If strict societal and health disciplinarians like Japan, South Korea and Hong Kong who have extreme bio-secure approaches and procedures, can’t fully reach a “bird flu free” environment, it is doubtful in my mind that Britain (or even the US or Canda) will. It will re-emerge somewhere else in that country.

Your training and education article about India is rather interesting. India, with a total population roughly the equivalent to mainland China (over 1B each), better pay close attention to the H5N1 situation. If H5N1 breaks out wholesale in India, similar to the way it has in other IndoChina countries, I predict we would have a major significant event on our hands. Since the virus knows no geographical boundaries, first India’s 1B population would be exposed, then Pakistan’s 166M people, then Bangladesh’s 147M people. The dominoes will topple.

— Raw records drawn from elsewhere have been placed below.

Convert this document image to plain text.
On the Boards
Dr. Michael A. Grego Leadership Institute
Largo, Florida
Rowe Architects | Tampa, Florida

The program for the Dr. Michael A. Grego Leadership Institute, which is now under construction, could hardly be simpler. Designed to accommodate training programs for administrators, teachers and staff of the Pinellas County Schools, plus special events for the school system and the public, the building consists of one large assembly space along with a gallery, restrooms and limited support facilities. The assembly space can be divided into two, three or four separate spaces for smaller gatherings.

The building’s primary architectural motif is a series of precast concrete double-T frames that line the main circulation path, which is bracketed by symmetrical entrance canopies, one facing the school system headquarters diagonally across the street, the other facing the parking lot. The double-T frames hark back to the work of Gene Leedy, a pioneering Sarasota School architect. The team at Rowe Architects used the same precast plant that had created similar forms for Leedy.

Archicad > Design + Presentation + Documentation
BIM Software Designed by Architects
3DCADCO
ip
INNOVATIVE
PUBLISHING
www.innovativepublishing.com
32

Of course, China won’t report any problems with H5N1, at least not until they have to mobilize their military again to tromp into the villages (like in 2005). Wink, wink there Beijing….you can shut down Boxun, but you can’t stop the news and rumors completely.

Revere, as usual, has a very thought provoking and stimulating article on the UNWTO “Global Code of Ethics for Tourism”, and he/she politely concludes that they are cynical about the unenforceable covenants and practicality of the measures. The UN most often lives in a dream world of make believe in my opinion. As pointed out accurately in some of the article’s comments, the US State Dept has been and will be in the future the number one source for travel information and warnings around the globe, in all countries. The State Dept has one of the best and most up-to-date information systems available, as evidenced by the daily Consular Affairs Bulletins and Warden Messages. Unfortunately, there will always be many US tourists who blindly and naively travel into dangerous areas of the globe, without any advance information of the area they are traveling to, and end up victims. Most international business travelers I know, are pretty savvy on security and health procedures – they have to be, and their companies or agencies have the means to extricate them out of reasonably bad situations quickly. So, I basically see the UNWTO code of ethics for tourism, another pretty useless piece of paper.

The article on Tamiflu side effects in Japan, and the continued bizarre deaths and irrational suicide events, like flying lessons and jumping in front of vehicles, got me wondering again. I think somebody ought to do a real serious study on the cumulative effects and side effects of Oseltamivir in the human body. Japan is notorious for the millions upon millions of Tamiflu courses it has casually prescribed over the last several years to its citizens, almost like jelly beans. I believe personally that there are far too many documented cases of unexplained behavioral reactions to this drug by healthy young individuals, so as there not to be a direct link between the events.

And the English aristocrat who is in the lead lined coffin they want to exhume and do the forensic analysis on ?

There can only be one plausible answer for the reason behind it all…

Geraldo Rivera. He loves this weird stuff.

Wulfgang

 
At 12:37 PM, Blogger Orange said...

Wulfgang--

First, Geraldo. Very funny. Laughed out loud.

Second, I agree on Britain. I have often written that bird flu will meaningfully enter the industrialized world in a human, not a bird.